Management would consist of the following:

  • Escalation of care depending on the National Early Warning Score 2 (NEWS2)
  • Pain management
  • Oxygen therapy
  • Bed rest
  • ECG, echocardiogram, chest X-ray, blood test to check for troponin level and cardiac enzymes – patients presenting with chest pain of suspected cardiac origin should have a resting 12-lead ECG taken as soon as possible (NICE, 2016)
  • Medications: aspirin, glyceryl trinitrate, reteplase or alteplase to dissolve clots, anticoagulant such as heparin could be administered to minimise risk of thrombus formation; the NICE (2020) guideline advises that antithrombin drug should be given alongside thrombolysis and antiplatelet therapy.
  • Coronary angioplasty might be required to dilate the artery and improve blood flow.
  • A urinary catheter might be inserted to monitor fluid balance.
  • Record keeping, reassuring patient and good communication.

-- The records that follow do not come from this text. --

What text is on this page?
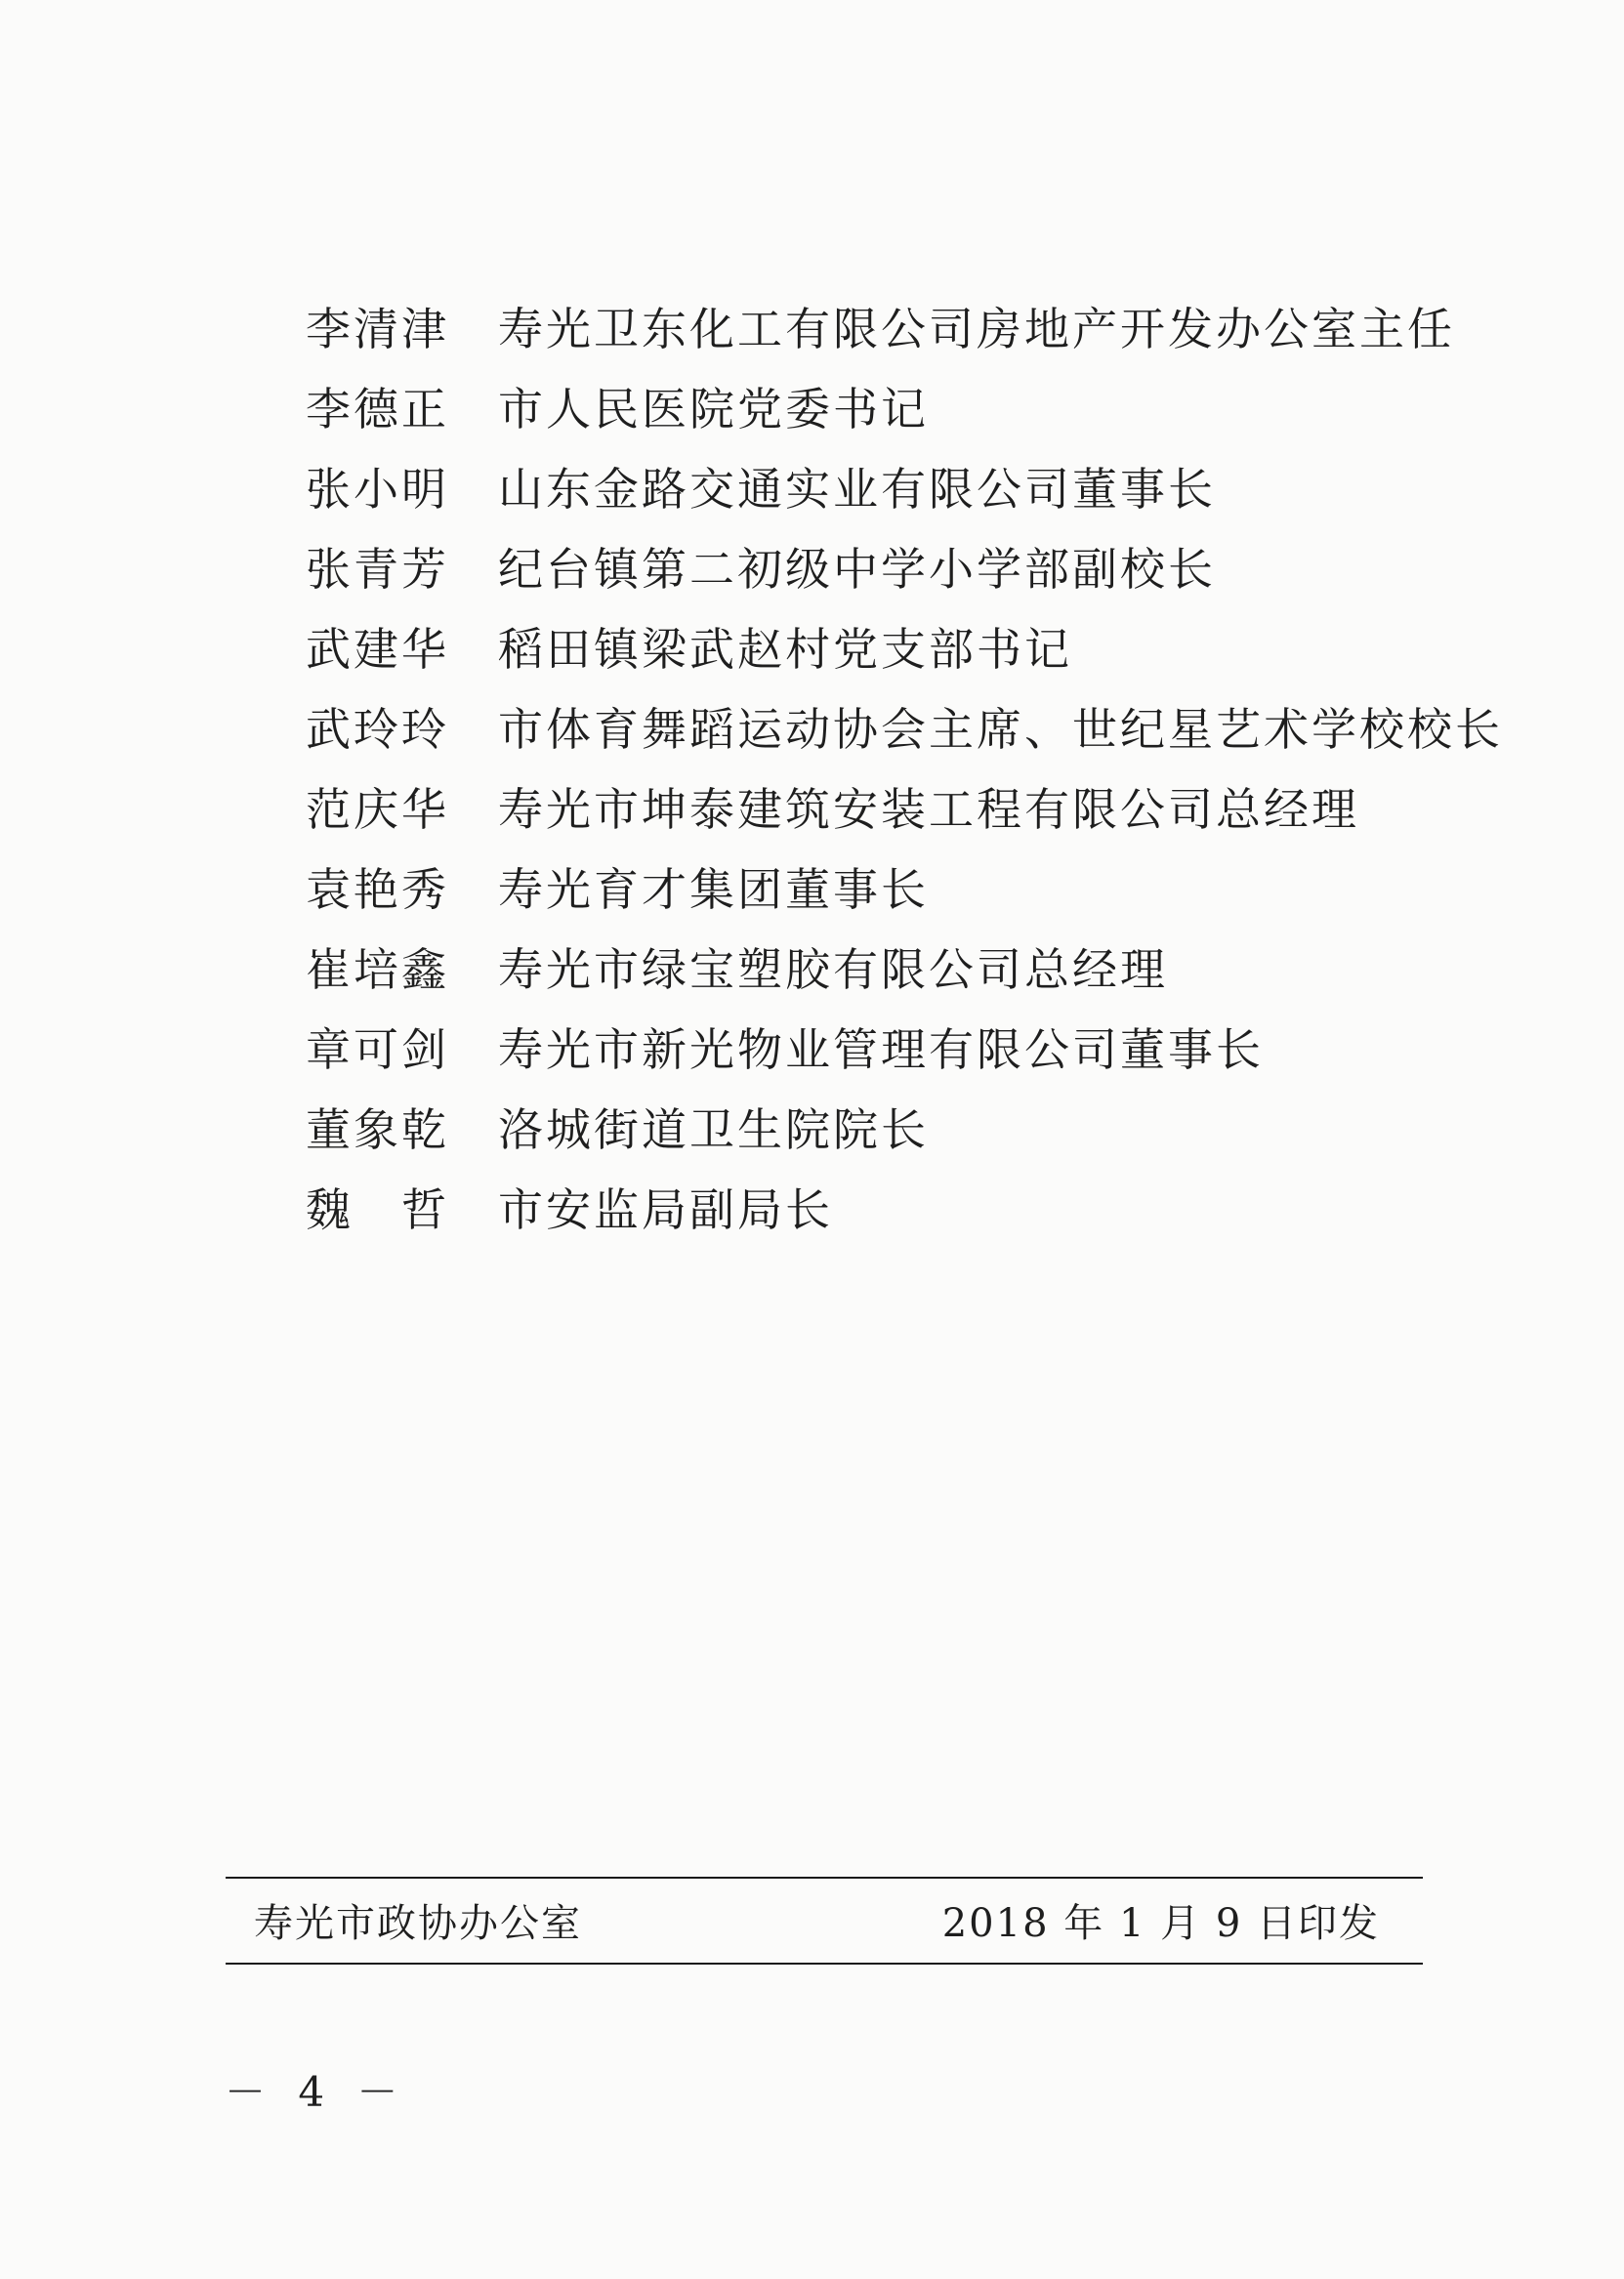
李清津	寿光卫东化工有限公司房地产开发办公室主任
李德正	市人民医院党委书记
张小明	山东金路交通实业有限公司董事长
张青芳	纪台镇第二初级中学小学部副校长
武建华	稻田镇梁武赵村党支部书记
武玲玲	市体育舞蹈运动协会主席、世纪星艺术学校校长
范庆华	寿光市坤泰建筑安装工程有限公司总经理
袁艳秀	寿光育才集团董事长
崔培鑫	寿光市绿宝塑胶有限公司总经理
章可剑	寿光市新光物业管理有限公司董事长
董象乾	洛城街道卫生院院长
魏　哲	市安监局副局长
寿光市政协办公室	2018 年 1 月 9 日印发
－ 4 －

This article has described the structure and function of the heart and discussed the common disorders of the heart and the nursing management of a common heart disorder, myocardial infarction. A good knowledge of the normal anatomy and physiology of the cardiovascular system will enable the nurse to apply the nursing process effectively – assessment, diagnosis, planning, implementation and evaluation. Early recognition of deteriorating patients and early intervention facilitates a better outcome for patients (Dutton and Elliot, 2021). There are many cardiovascular disorders and it is beyond the scope of this article to address all the cardiac dysfunctions. Nurses need to recognise the signs and symptoms indicating cardiac disorders so they can act quickly and confidently while delivering high-quality, effective and patient-centred care.

Key Points

  • The cardiovascular system consists of the heart, which functions as the ‘pump’, and the vascular networks of vessels that transport blood throughout the body
  • Any disease affecting the heart or the vast networks of the vessels would impair the normal physiology of the cardiovascular system
  • Plaques can build up in the endothelium layer of the heart potentially causing a disruption in the blood flow
  • If left untreated, an infarct can occur in the distal area of any affected vessel and is potentially a life-threatening condition
  • Identification of common symptoms associated with cardiac infarction would foster the culture of early intervention among nurses and therefore save lives

CPD reflective questions

  • What constitutes the cardiovascular system?
  • What is the function of the cardiovascular system?
  • What symptoms are associated with myocardial infarction?